In all the examples stated above they stopped moving in order to celebrate their achievements. When you stop, you may not know that you are dying, stagnation sets in.
See how Apostle Paul resisted this –
Not that I have already obtained all this, or have already been made perfect, but I press on to take hold of that for which Jesus took hold of me.
Brothers, I do not consider myself yet to have taken hold of it. But one thing I do: forgetting what is behind and straining towards what is ahead. I press on towards the goal to win the prize for which God called me heavenward in Christ Jesus. (Phil.3: 12-14)
The apostle said he has not obtained that for which he was called. Possibly he had achieved some things, but that was not why he started in the first place. Some preachers will relax when they get a visa to the U.S.A, some will slow pedal when they get a big car and a congregation that is sizeable. I wish to state that everything you have achieved, which keeps you from fulfilling the original call upon your life is a distraction from the devil.

The terrible side of this achievement factor is that most of the things you treasure will begin to depreciate with time, and when you decide to rise again to do it the way you did it at first, you discover you can no longer do so. Then you enter the painful side of stagnancy. That you won ten souls into the church should encourage you to ask the pastor for permission to plant a branch. Do not sit in the congregation to show up.

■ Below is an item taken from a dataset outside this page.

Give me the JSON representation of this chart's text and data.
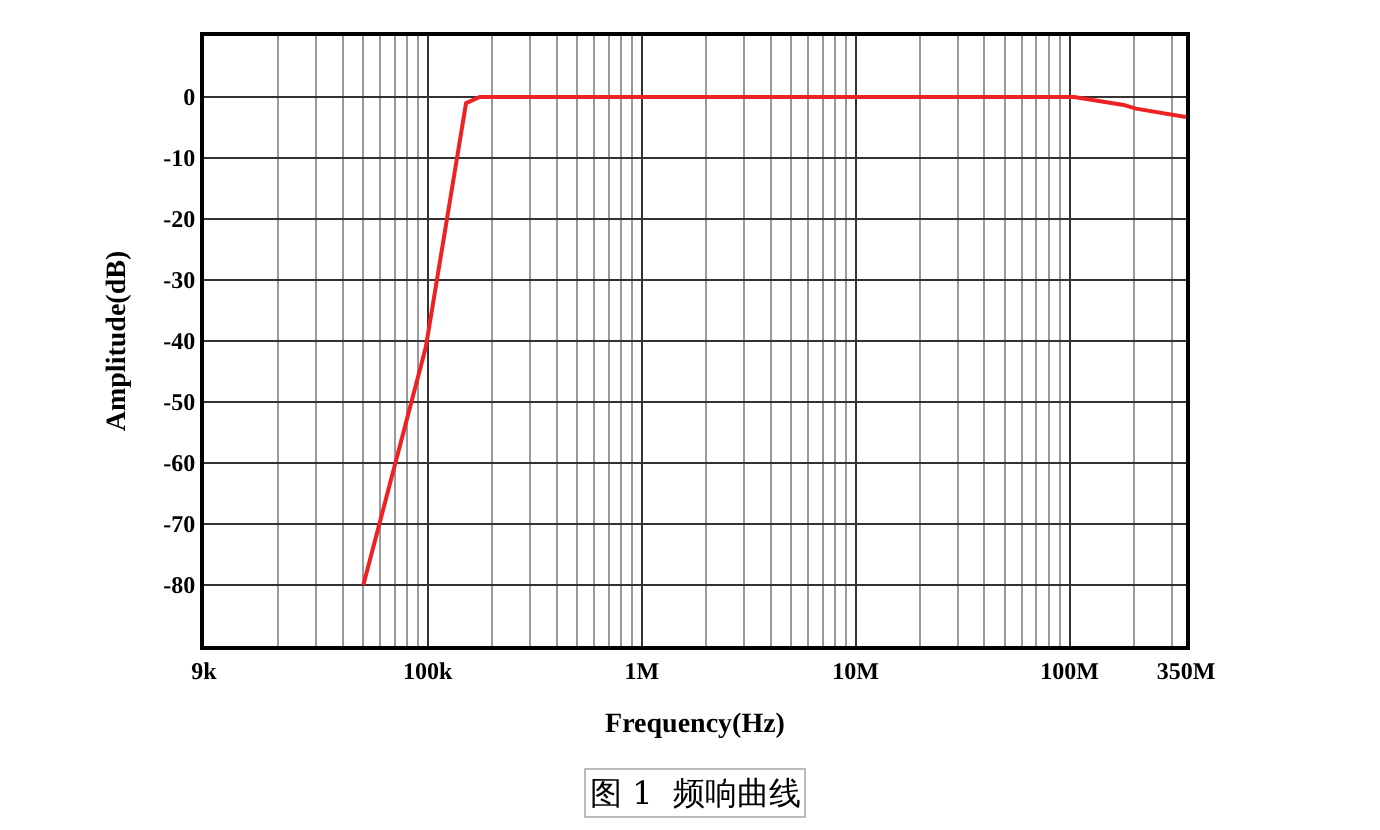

That you were able to fast for seven days and perhaps achieve some spiritual success should encourage you to move further.

That you made "A" class in your course should encourage you to move on to something else. Do not stand to count those you are better than, strive to meet those better than you.
In a race one thing you are advised against is to look back at those behind you. Achievers syndrome sets in when you begin to count those behind. It is in that process you stop to celebrate. There is nothing wrong in appreciating God for his goodness, but watch your heart (Prov. 4:23).
When Paul said, “I press on, striving, straining forward”, all these suggest great efforts. Achievements have a way of blowing your ego, resist it. Whether in the ministry, personal life, school, office, career, etc. RESIST THE ENEMY.